The Occupy Central movement is carrying out its threat to stage a 10,000-strong sit-in in the city's business hub. The protest would take place on a public holiday to reduce inconveniences, Tai said. This will be the first of many protests, on an almost weekly basis, to make Hongkongers "wake up", Tai added.

"We hope more Hongkongers will understand that even after the National People's Congress' decision, we still need to occupy and continue to fight for [true democracy]", he said.

Tai was referring to China's official position on the election of Hong Kong's chief executive in 2017. Although Hong Kong's Basic Law, signed by Great Britain and China, sets up a real democratic process, the National People's Congress has determined that this will not be granted to the population. People can vote, but only for candidates selected by a pro-Beijing committee.

Occupy Central's response has been the announcement of a new era of "civil disobedience", and the strike announced by student groups on 22 September is part of it. In view of this, the Catholic diocese, which runs 87 middle and secondary schools, will not punish students who go on strike.

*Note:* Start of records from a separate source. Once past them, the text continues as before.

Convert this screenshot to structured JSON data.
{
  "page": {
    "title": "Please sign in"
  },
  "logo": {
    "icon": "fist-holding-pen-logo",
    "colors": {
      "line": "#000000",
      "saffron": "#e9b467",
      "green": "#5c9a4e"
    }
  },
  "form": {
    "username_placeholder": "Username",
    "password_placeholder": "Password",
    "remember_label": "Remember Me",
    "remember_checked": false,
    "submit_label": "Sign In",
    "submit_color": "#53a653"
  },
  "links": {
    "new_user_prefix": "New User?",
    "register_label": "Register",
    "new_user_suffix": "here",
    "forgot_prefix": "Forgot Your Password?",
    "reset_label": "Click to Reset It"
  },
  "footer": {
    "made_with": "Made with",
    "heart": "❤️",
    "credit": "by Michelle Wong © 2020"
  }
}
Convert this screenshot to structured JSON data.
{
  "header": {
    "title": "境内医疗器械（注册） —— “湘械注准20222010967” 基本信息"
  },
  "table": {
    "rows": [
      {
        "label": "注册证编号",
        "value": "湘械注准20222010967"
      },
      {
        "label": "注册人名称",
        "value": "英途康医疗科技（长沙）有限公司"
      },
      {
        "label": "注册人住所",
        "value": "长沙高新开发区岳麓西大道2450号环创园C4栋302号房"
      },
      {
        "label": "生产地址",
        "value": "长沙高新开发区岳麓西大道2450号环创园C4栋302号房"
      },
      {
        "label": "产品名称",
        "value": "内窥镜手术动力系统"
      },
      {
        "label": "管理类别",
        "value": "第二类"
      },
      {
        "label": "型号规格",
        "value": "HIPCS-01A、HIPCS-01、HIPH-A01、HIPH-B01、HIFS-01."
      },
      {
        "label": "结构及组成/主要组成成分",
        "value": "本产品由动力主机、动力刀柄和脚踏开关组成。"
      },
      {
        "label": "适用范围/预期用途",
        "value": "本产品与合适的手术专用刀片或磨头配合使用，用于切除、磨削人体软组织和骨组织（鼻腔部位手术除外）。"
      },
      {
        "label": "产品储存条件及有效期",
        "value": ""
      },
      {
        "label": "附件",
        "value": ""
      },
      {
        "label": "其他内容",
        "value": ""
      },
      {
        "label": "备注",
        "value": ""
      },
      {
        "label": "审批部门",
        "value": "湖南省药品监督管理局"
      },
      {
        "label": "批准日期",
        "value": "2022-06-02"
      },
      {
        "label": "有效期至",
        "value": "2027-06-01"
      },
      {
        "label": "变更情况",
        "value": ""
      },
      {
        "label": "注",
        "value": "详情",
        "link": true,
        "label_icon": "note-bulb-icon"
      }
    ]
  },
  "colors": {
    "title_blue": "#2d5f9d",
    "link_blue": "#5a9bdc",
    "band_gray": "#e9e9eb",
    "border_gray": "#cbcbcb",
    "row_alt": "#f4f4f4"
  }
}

Card John Tong Hon, head of the diocese, told the church newspaper Kung Kao Po he shared the feelings of Hongkongers worried about Beijing's limits on nominations for the 2017 chief executive election. Card Joseph Zen Ze-kiun, bishop emeritus, in a comment to AsiaNews, wonders whether Occupy protests "provoked the Emperor's ire".

Of course, Chinese authorities are concerned about the pro-democracy movement's renewed desire to demonstrate. In fact, Beijing could curtail Hong Kong's autonomy if actions such as Occupy Central go ahead, a mainland academic has warned.

"If the Basic Law is not being recognised - as per Occupy Central's contention that it is draconian - I am afraid this relationship could only move towards political adjustment," said Professor Zhang Dinghuai, deputy director at Shenzhen University's Centre for Basic Laws of Hong Kong and Macau, in an article submitted to the South China Morning Post.

For Occupy co-organiser Dr Chan Kin-man, Zhang had "completely misunderstood" the democracy movement. "Even if we undertake acts of civil disobedience, it can be handled by Hong Kong law. [. . .] It is frightening ... and dangerous for [Zhang] to suggest [that Beijing would adopt a political approach]."